Under the specious pretext of effecting “the happiness of the whole community,” nearly all the wrongs and intrusions of government have been carried through…Indeed, sensible men have long seen that “the best government is that which governs least.” And we are surprised that the spirit of this maxim is not oftener and closer to the hearts of our domestic leaders.
Government: July 26, 1847
The recognized doctrine that the people are to be governed by some abstract power, apart from themselves, has not, even at this day in this country, lost its hold…the people expect too much of the government. Under a proper organization, the wealth and happiness of the citizens could hardly be touched by the government…Men must be “masters of themselves,” and not look to Presidents and legislative bodies for aid.

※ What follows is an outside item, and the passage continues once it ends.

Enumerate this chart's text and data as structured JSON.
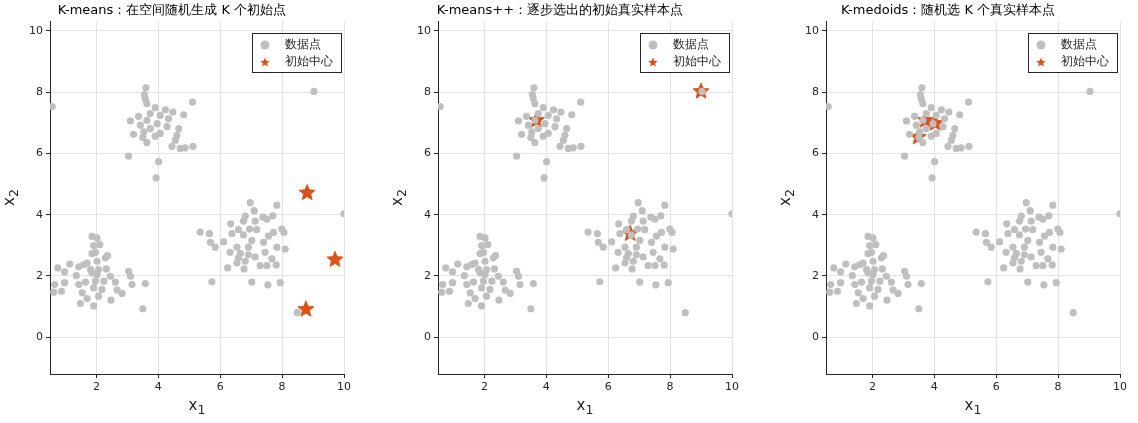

Although government can do little positive good to the people, it may do an immense deal of harm…the Democratic principle…would prevent all this harm. It would have no man’s benefit achieved at the expense of his neighbors. It would have no one’s rights infringed upon…the sum and substance of the prerogatives of government…While mere politicians, in their narrow minds, are sweating and fuming with their complicated statutes, this one single rule, rationally construed and applied, is enough to form the starting point of all that is necessary in government: to make no more laws than those useful for preventing a man or body of men from infringing on the rights of other men.
Walt Whitman is celebrated as the poet of the common man. But that is an incomplete view of someone who said that poets “are the voice and exposition of liberty” and “More precious than all worldly riches is Freedom.” Seventy years after the Declaration of Independence, Walt Whitman still echoed its view of freedom and government’s only essential role: defending that freedom.
As Leadie Clark put it,
If the freedom of the individual was to be attained, Whitman felt that someone had to point the way.
Therefore, “Whitman can best be used…to reawaken and revitalize the spirit of liberty.” Consequently, perhaps Americans should spend a moment during his bicentennial to consider how much of that freedom, which allows each individual, as far as possible, to govern his or her own actions, persists today.